Republicans and Democrats alike have described Trump’s performance as a betrayal of US interests and too conciliatory towards the Russian leader.
The hearing quickly turned testy as lawmakers sought details on what exactly transpired in the Finnish capital.
“I don’t think that’s unfair to know,” Senator Robert Menendez, the panel’s top Democrat, told Pompeo. “Did he tell Putin that he’ll release or ultimately relax sanctions?”
“Senator, what you need to conduct your role, your appropriate role, I will provide you today,” a steely Pompeo shot back, without answering the question.

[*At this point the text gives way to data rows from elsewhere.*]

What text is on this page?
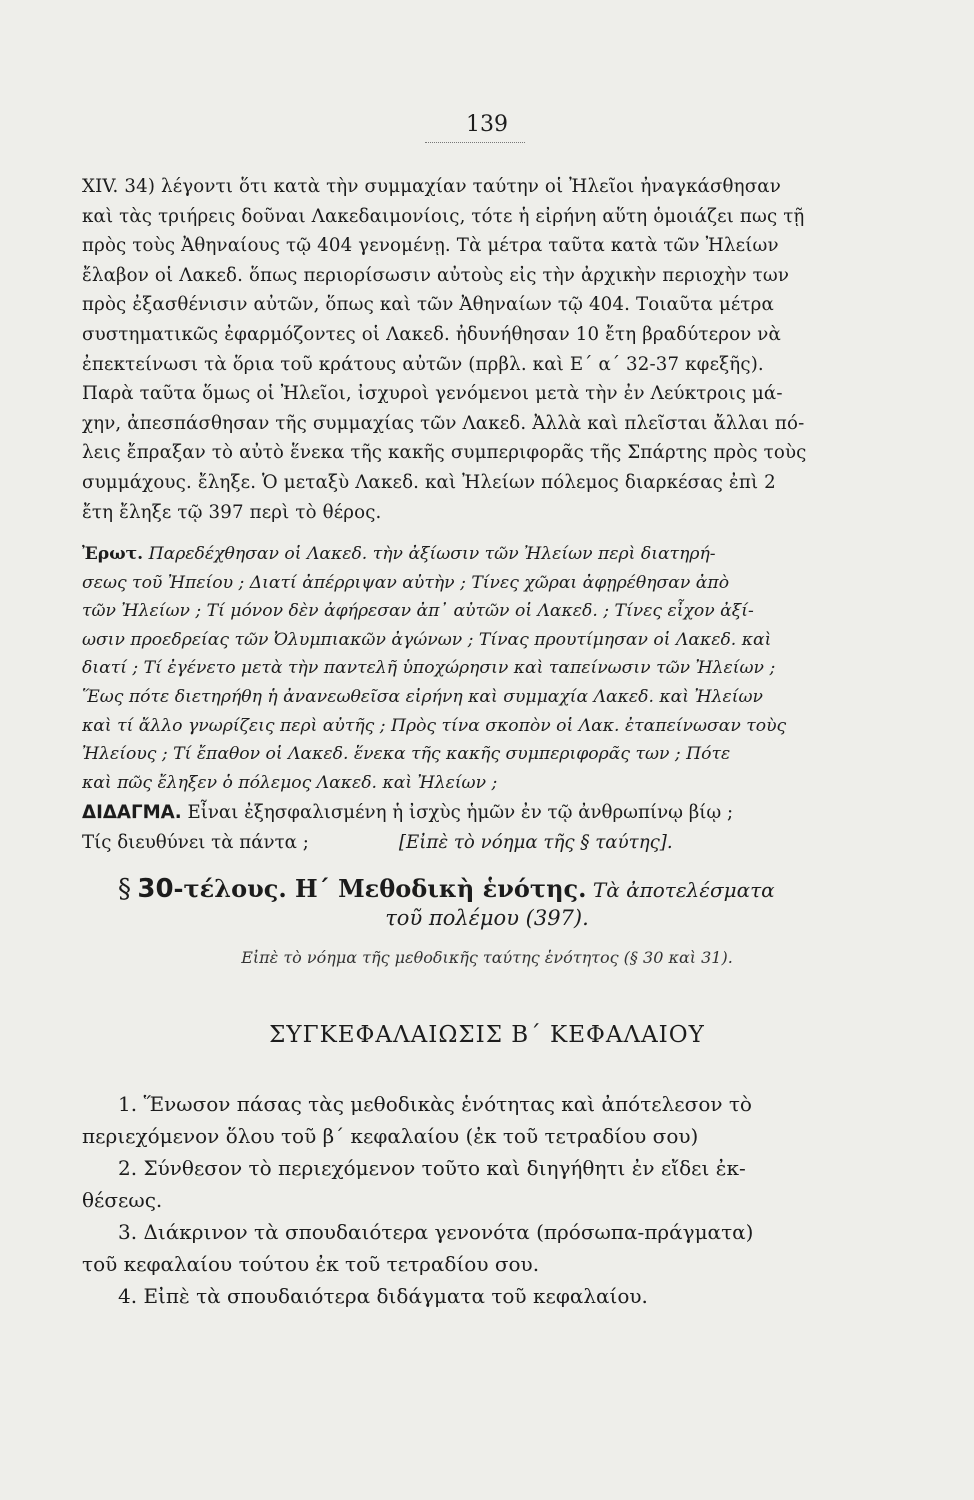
139
XIV. 34) λέγοντι ὅτι κατὰ τὴν συμμαχίαν ταύτην οἱ Ἠλεῖοι ἠναγκάσθησαν
καὶ τὰς τριήρεις δοῦναι Λακεδαιμονίοις, τότε ἡ εἰρήνη αὕτη ὁμοιάζει πως τῇ
πρὸς τοὺς Ἀθηναίους τῷ 404 γενομένῃ. Τὰ μέτρα ταῦτα κατὰ τῶν Ἠλείων
ἔλαβον οἱ Λακεδ. ὅπως περιορίσωσιν αὐτοὺς εἰς τὴν ἀρχικὴν περιοχὴν των
πρὸς ἐξασθένισιν αὐτῶν, ὅπως καὶ τῶν Ἀθηναίων τῷ 404. Τοιαῦτα μέτρα
συστηματικῶς ἐφαρμόζοντες οἱ Λακεδ. ἠδυνήθησαν 10 ἔτη βραδύτερον νὰ
ἐπεκτείνωσι τὰ ὅρια τοῦ κράτους αὐτῶν (πρβλ. καὶ Ε΄ α΄ 32-37 κφεξῆς).
Παρὰ ταῦτα ὅμως οἱ Ἠλεῖοι, ἰσχυροὶ γενόμενοι μετὰ τὴν ἐν Λεύκτροις μά-
χην, ἀπεσπάσθησαν τῆς συμμαχίας τῶν Λακεδ. Ἀλλὰ καὶ πλεῖσται ἄλλαι πό-
λεις ἔπραξαν τὸ αὐτὸ ἕνεκα τῆς κακῆς συμπεριφορᾶς τῆς Σπάρτης πρὸς τοὺς
συμμάχους. ἔληξε. Ὁ μεταξὺ Λακεδ. καὶ Ἠλείων πόλεμος διαρκέσας ἐπὶ 2
ἔτη ἔληξε τῷ 397 περὶ τὸ θέρος.
Ἐρωτ. Παρεδέχθησαν οἱ Λακεδ. τὴν ἀξίωσιν τῶν Ἠλείων περὶ διατηρή-
σεως τοῦ Ἠπείου ; Διατί ἀπέρριψαν αὐτὴν ; Τίνες χῶραι ἀφῃρέθησαν ἀπὸ
τῶν Ἠλείων ; Τί μόνον δὲν ἀφήρεσαν ἀπ᾽ αὐτῶν οἱ Λακεδ. ; Τίνες εἶχον ἀξί-
ωσιν προεδρείας τῶν Ὀλυμπιακῶν ἀγώνων ; Τίνας προυτίμησαν οἱ Λακεδ. καὶ
διατί ; Τί ἐγένετο μετὰ τὴν παντελῆ ὑποχώρησιν καὶ ταπείνωσιν τῶν Ἠλείων ;
Ἕως πότε διετηρήθη ἡ ἀνανεωθεῖσα εἰρήνη καὶ συμμαχία Λακεδ. καὶ Ἠλείων
καὶ τί ἄλλο γνωρίζεις περὶ αὐτῆς ; Πρὸς τίνα σκοπὸν οἱ Λακ. ἐταπείνωσαν τοὺς
Ἠλείους ; Τί ἔπαθον οἱ Λακεδ. ἕνεκα τῆς κακῆς συμπεριφορᾶς των ; Πότε
καὶ πῶς ἔληξεν ὁ πόλεμος Λακεδ. καὶ Ἠλείων ;
ΔΙΔΑΓΜΑ. Εἶναι ἐξησφαλισμένη ἡ ἰσχὺς ἡμῶν ἐν τῷ ἀνθρωπίνῳ βίῳ ;
Τίς διευθύνει τὰ πάντα ;	[Εἰπὲ τὸ νόημα τῆς § ταύτης].
§ 30-τέλους. Η΄ Μεθοδικὴ ἑνότης. Τὰ ἀποτελέσματα
τοῦ πολέμου (397).
Εἰπὲ τὸ νόημα τῆς μεθοδικῆς ταύτης ἑνότητος (§ 30 καὶ 31).
ΣΥΓΚΕΦΑΛΑΙΩΣΙΣ Β΄ ΚΕΦΑΛΑΙΟΥ
1. Ἕνωσον πάσας τὰς μεθοδικὰς ἑνότητας καὶ ἀπότελεσον τὸ
περιεχόμενον ὅλου τοῦ β΄ κεφαλαίου (ἐκ τοῦ τετραδίου σου)
2. Σύνθεσον τὸ περιεχόμενον τοῦτο καὶ διηγήθητι ἐν εἴδει ἐκ-
θέσεως.
3. Διάκρινον τὰ σπουδαιότερα γενονότα (πρόσωπα-πράγματα)
τοῦ κεφαλαίου τούτου ἐκ τοῦ τετραδίου σου.
4. Εἰπὲ τὰ σπουδαιότερα διδάγματα τοῦ κεφαλαίου.
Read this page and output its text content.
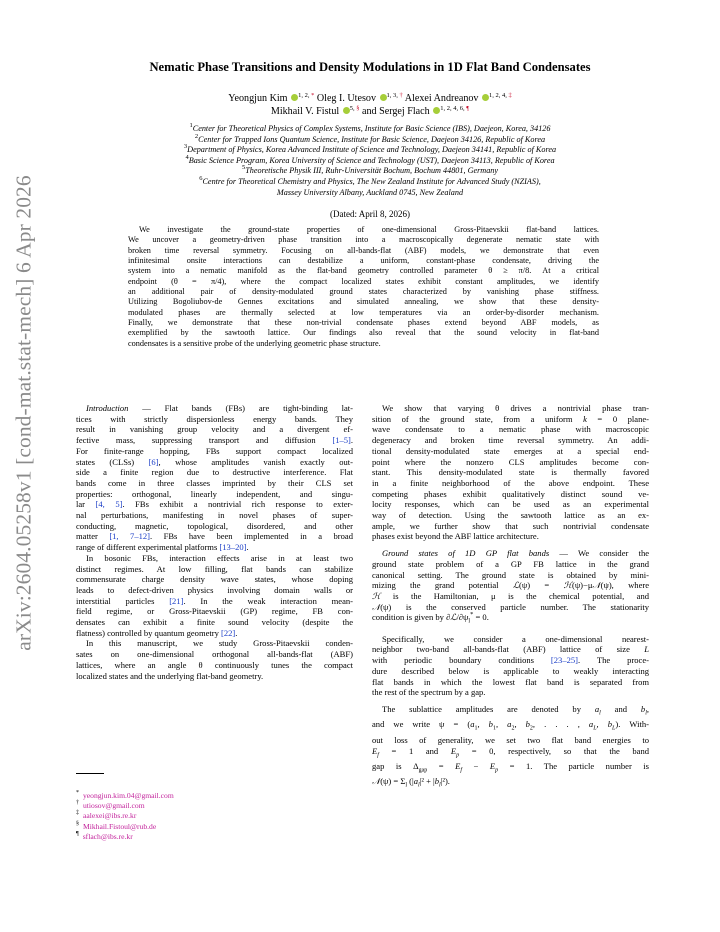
arXiv:2604.05258v1 [cond-mat.stat-mech] 6 Apr 2026
Nematic Phase Transitions and Density Modulations in 1D Flat Band Condensates
Yeongjun Kim $^{1, 2, *}$ Oleg I. Utesov $^{1, 3, \dagger}$ Alexei Andreanov $^{1, 2, 4, \ddagger}$
Mikhail V. Fistul $^{5, \S}$ and Sergej Flach $^{1, 2, 4, 6, \P}$
$^1$Center for Theoretical Physics of Complex Systems, Institute for Basic Science (IBS), Daejeon, Korea, 34126
$^2$Center for Trapped Ions Quantum Science, Institute for Basic Science, Daejeon 34126, Republic of Korea
$^3$Department of Physics, Korea Advanced Institute of Science and Technology, Daejeon 34141, Republic of Korea
$^4$Basic Science Program, Korea University of Science and Technology (UST), Daejeon 34113, Republic of Korea
$^5$Theoretische Physik III, Ruhr-Universität Bochum, Bochum 44801, Germany
$^6$Centre for Theoretical Chemistry and Physics, The New Zealand Institute for Advanced Study (NZIAS),
Massey University Albany, Auckland 0745, New Zealand
(Dated: April 8, 2026)
We investigate the ground-state properties of one-dimensional Gross-Pitaevskii flat-band lattices.
We uncover a geometry-driven phase transition into a macroscopically degenerate nematic state with
broken time reversal symmetry. Focusing on all-bands-flat (ABF) models, we demonstrate that even
infinitesimal onsite interactions can destabilize a uniform, constant-phase condensate, driving the
system into a nematic manifold as the flat-band geometry controlled parameter θ ≥ π/8. At a critical
endpoint (θ = π/4), where the compact localized states exhibit constant amplitudes, we identify
an additional pair of density-modulated ground states characterized by vanishing phase stiffness.
Utilizing Bogoliubov-de Gennes excitations and simulated annealing, we show that these density-
modulated phases are thermally selected at low temperatures via an order-by-disorder mechanism.
Finally, we demonstrate that these non-trivial condensate phases extend beyond ABF models, as
exemplified by the sawtooth lattice. Our findings also reveal that the sound velocity in flat-band
condensates is a sensitive probe of the underlying geometric phase structure.
Introduction — Flat bands (FBs) are tight-binding lat-
tices with strictly dispersionless energy bands. They
result in vanishing group velocity and a divergent ef-
fective mass, suppressing transport and diffusion [1–5].
For finite-range hopping, FBs support compact localized
states (CLSs) [6], whose amplitudes vanish exactly out-
side a finite region due to destructive interference. Flat
bands come in three classes imprinted by their CLS set
properties: orthogonal, linearly independent, and singu-
lar [4, 5]. FBs exhibit a nontrivial rich response to exter-
nal perturbations, manifesting in novel phases of super-
conducting, magnetic, topological, disordered, and other
matter [1, 7–12]. FBs have been implemented in a broad
range of different experimental platforms [13–20].
In bosonic FBs, interaction effects arise in at least two
distinct regimes. At low filling, flat bands can stabilize
commensurate charge density wave states, whose doping
leads to defect-driven physics involving domain walls or
interstitial particles [21]. In the weak interaction mean-
field regime, or Gross-Pitaevskii (GP) regime, FB con-
densates can exhibit a finite sound velocity (despite the
flatness) controlled by quantum geometry [22].
In this manuscript, we study Gross-Pitaevskii conden-
sates on one-dimensional orthogonal all-bands-flat (ABF)
lattices, where an angle θ continuously tunes the compact
localized states and the underlying flat-band geometry.
We show that varying θ drives a nontrivial phase tran-
sition of the ground state, from a uniform k = 0 plane-
wave condensate to a nematic phase with macroscopic
degeneracy and broken time reversal symmetry. An addi-
tional density-modulated state emerges at a special end-
point where the nonzero CLS amplitudes become con-
stant. This density-modulated state is thermally favored
in a finite neighborhood of the above endpoint. These
competing phases exhibit qualitatively distinct sound ve-
locity responses, which can be used as an experimental
way of detection. Using the sawtooth lattice as an ex-
ample, we further show that such nontrivial condensate
phases exist beyond the ABF lattice architecture.
Ground states of 1D GP flat bands — We consider the
ground state problem of a GP FB lattice in the grand
canonical setting. The ground state is obtained by mini-
mizing the grand potential ℒ(ψ) = ℋ(ψ)−μ𝒩(ψ), where
ℋ is the Hamiltonian, μ is the chemical potential, and
𝒩(ψ) is the conserved particle number. The stationarity
condition is given by $\partial ℒ/\partial\psi_l^* = 0$.
Specifically, we consider a one-dimensional nearest-
neighbor two-band all-bands-flat (ABF) lattice of size L
with periodic boundary conditions [23–25]. The proce-
dure described below is applicable to weakly interacting
flat bands in which the lowest flat band is separated from
the rest of the spectrum by a gap.
The sublattice amplitudes are denoted by $a_l$ and $b_l$,
and we write $\psi = (a_1$, $b_1$, $a_2$, $b_2$, . . . , $a_L$, $b_L$). With-
out loss of generality, we set two flat band energies to
$E_f = 1$ and $E_p = 0$, respectively, so that the band
gap is $\Delta_{gap} = E_f - E_p = 1$. The particle number is
𝒩(ψ) = $\Sigma_l$ $(|a_l|^2 + |b_l|^2)$.
* yeongjun.kim.04@gmail.com
† utiosov@gmail.com
‡ aalexei@ibs.re.kr
§ Mikhail.Fistoul@rub.de
¶ sflach@ibs.re.kr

While Pompeo gave no hints of any secret promises or deals between the presidents, the US State Department has said three “modest proposals” emerged from the summit: a high-level business leaders’ working group; a council of US and Russian political experts, diplomats and military officials; and discussions between the two presidents’ national security staffs.
As Democrats launched broadsides against Trump and Pompeo’s performance, Pompeo responded in kind, accusing Menendez for example of making a “political soliloquy” at the administration’s expense.
But even Republican ranks remained unconvinced by Pompeo’s reassurances.
Republican Senator Bob Corker, the committee’s chairman, delivered withering criticism, accusing Trump of appearing “submissive and deferential” standing next to Putin in Helsinki and saying “it’s the president’s actions that create tremendous distrust in our nation, among our allies.”
Congress has been rattled by Trump’s Helsinki showing, particularly when he appeared to accept Putin’s denial that Russia interfered in the 2016 election — dismissing US intelligence conclusions.
The intensity of the criticism prompted days of conflicting statements from the White House, and ultimately an extraordinary U-turn from Trump who said he misspoke and did, in fact, believe Russia meddled in the election.